也不知道是因为委屈,还是恼羞成怒。
“沈折枝!你就不能稍微让让本王吗?!”
“……啊?”
沈折枝被他这一嗓子给吼懵了,一脸莫名。
“不是,下棋这种事儿,向来都是各凭本事,我怎么让啊?”
“可是本王受伤了!”
裴凛打断了她的话,十分用力地指了指自己包扎着白布的左臂。
“本王带着伤陪你下棋,你就不能体恤一下?!”
沈折枝:“……”
不是,大哥。
伤的是左胳膊,下棋用的是右手。
这跟下棋烂有什么必然联系吗?!
她看着裴凛那张冷脸,在心里疯狂默念了十几遍:这是王爷不能杀,这是王爷不能杀,这是王爷不能杀……
终于压住了把棋盘直接扣在对方脸上的冲动。
沈折枝把手里的棋子一抛,也跟着站起身来:“行,都是我的对,是我没有体恤伤患,千对万对都是我的对,你没对行了吧?”
裴凛:“……?”
这是道歉?
听听像话吗?!
正要开口理论,却听她继续说道:“这样吧,东市那边正好来了个西域的百戏班子,听说还有喷火吞剑的绝活儿,王爷要是觉得腿脚还行,咱们去凑个热闹如何?”
裴凛立刻抬起了下巴:“本王日理万机,哪有闲工夫陪你去市井之地看那些下九流的把戏?”
“哦,既如此,那王爷赶紧回府理万机去吧,臣送您。
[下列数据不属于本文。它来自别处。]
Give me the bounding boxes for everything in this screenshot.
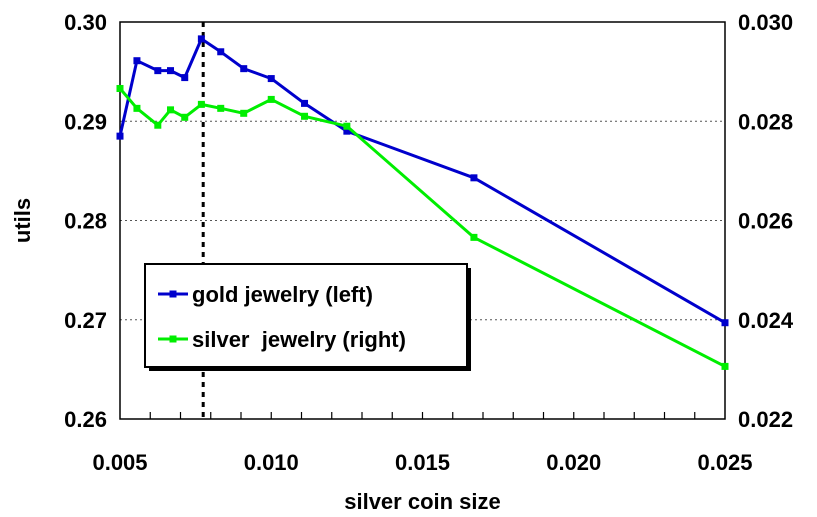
data-point [181, 113, 189, 121]
data-point [721, 362, 729, 370]
series-layer [116, 35, 729, 370]
x-tick-label: 0.025 [697, 450, 752, 475]
y-left-tick-label: 0.28 [64, 209, 107, 234]
x-tick-label: 0.015 [395, 450, 450, 475]
x-tick-label: 0.005 [92, 450, 147, 475]
y-right-tick-label: 0.030 [738, 10, 793, 35]
data-point [154, 121, 162, 129]
data-point [240, 109, 248, 117]
y-left-tick-labels: 0.26 0.27 0.28 0.29 0.30 [64, 10, 107, 432]
data-point [133, 57, 141, 65]
legend-item: gold jewelry (left) [158, 282, 373, 307]
legend-item: silver jewelry (right) [158, 327, 406, 352]
legend-shadow [149, 367, 471, 371]
legend-marker [169, 290, 177, 298]
data-point [301, 112, 309, 120]
data-point [721, 319, 729, 327]
y-left-tick-label: 0.30 [64, 10, 107, 35]
series-1 [116, 35, 729, 327]
x-tick-label: 0.010 [244, 450, 299, 475]
data-point [167, 67, 175, 75]
y-right-tick-label: 0.026 [738, 209, 793, 234]
x-axis-label: silver coin size [344, 489, 501, 514]
y-left-tick-label: 0.26 [64, 407, 107, 432]
legend-label: silver jewelry (right) [192, 327, 406, 352]
legend: gold jewelry (left) silver jewelry (right… [144, 263, 471, 371]
data-point [197, 35, 205, 43]
y-right-tick-labels: 0.022 0.024 0.026 0.028 0.030 [738, 10, 794, 432]
data-point [240, 65, 248, 73]
data-point [267, 75, 275, 83]
x-tick-labels: 0.005 0.010 0.015 0.020 0.025 [92, 450, 752, 475]
series-2 [116, 84, 729, 370]
data-point [116, 84, 124, 92]
data-point [217, 104, 225, 112]
data-point [197, 100, 205, 108]
data-point [301, 99, 309, 107]
y-left-tick-label: 0.27 [64, 308, 107, 333]
x-minor-ticks [149, 412, 696, 419]
y-right-tick-label: 0.022 [738, 407, 793, 432]
data-point [470, 174, 478, 182]
y-right-tick-label: 0.024 [738, 308, 794, 333]
data-point [154, 67, 162, 75]
data-point [343, 122, 351, 130]
legend-shadow [467, 268, 471, 371]
data-point [267, 95, 275, 103]
legend-items: gold jewelry (left) silver jewelry (right… [158, 282, 406, 352]
data-point [343, 127, 351, 135]
data-point [181, 74, 189, 82]
data-point [217, 48, 225, 56]
data-point [133, 104, 141, 112]
legend-marker [169, 335, 177, 343]
y-right-tick-label: 0.028 [738, 109, 793, 134]
y-left-tick-label: 0.29 [64, 109, 107, 134]
data-point [470, 233, 478, 241]
data-point [116, 132, 124, 140]
y-axis-label: utils [10, 198, 35, 243]
x-tick-label: 0.020 [546, 450, 601, 475]
legend-label: gold jewelry (left) [192, 282, 373, 307]
data-point [167, 106, 175, 114]
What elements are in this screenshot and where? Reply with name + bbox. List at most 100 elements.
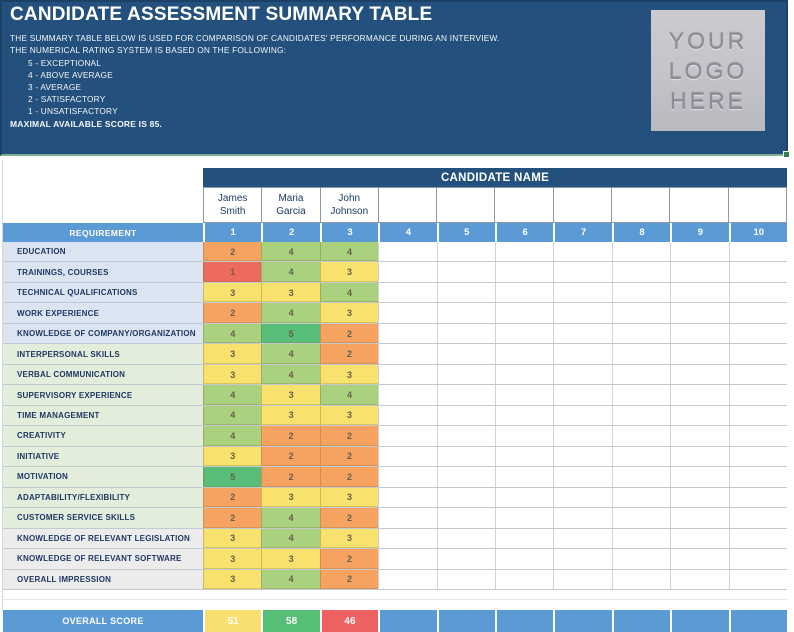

”
沈折枝说着,作势就要往外走。
“站住!”裴凛脸色一黑,大步跨到她前头,冷冷道,“既然你非要求着本王去,本王就勉为其难陪你走一趟,免得你一个人在外面丢了靖北侯府的脸。”
沈折枝:“……”
靖北侯府的脸面和他有个屁的关系。
……
东市离得不算远。
两人出了侯府,没坐马车,就这么一路溜达着往那边走去。
沈折枝被迫穿上了那件银灰狐裘,整个人都被毛茸茸给围住了,只露出一张脸。
裴凛走在她身侧,余光时不时地往她身上飘。
这狐裘,果然很衬她。
完美压住了平日里的嚣张劲儿,领口那圈兔绒还不停蹭着她的下巴,看上去柔和得不可思议。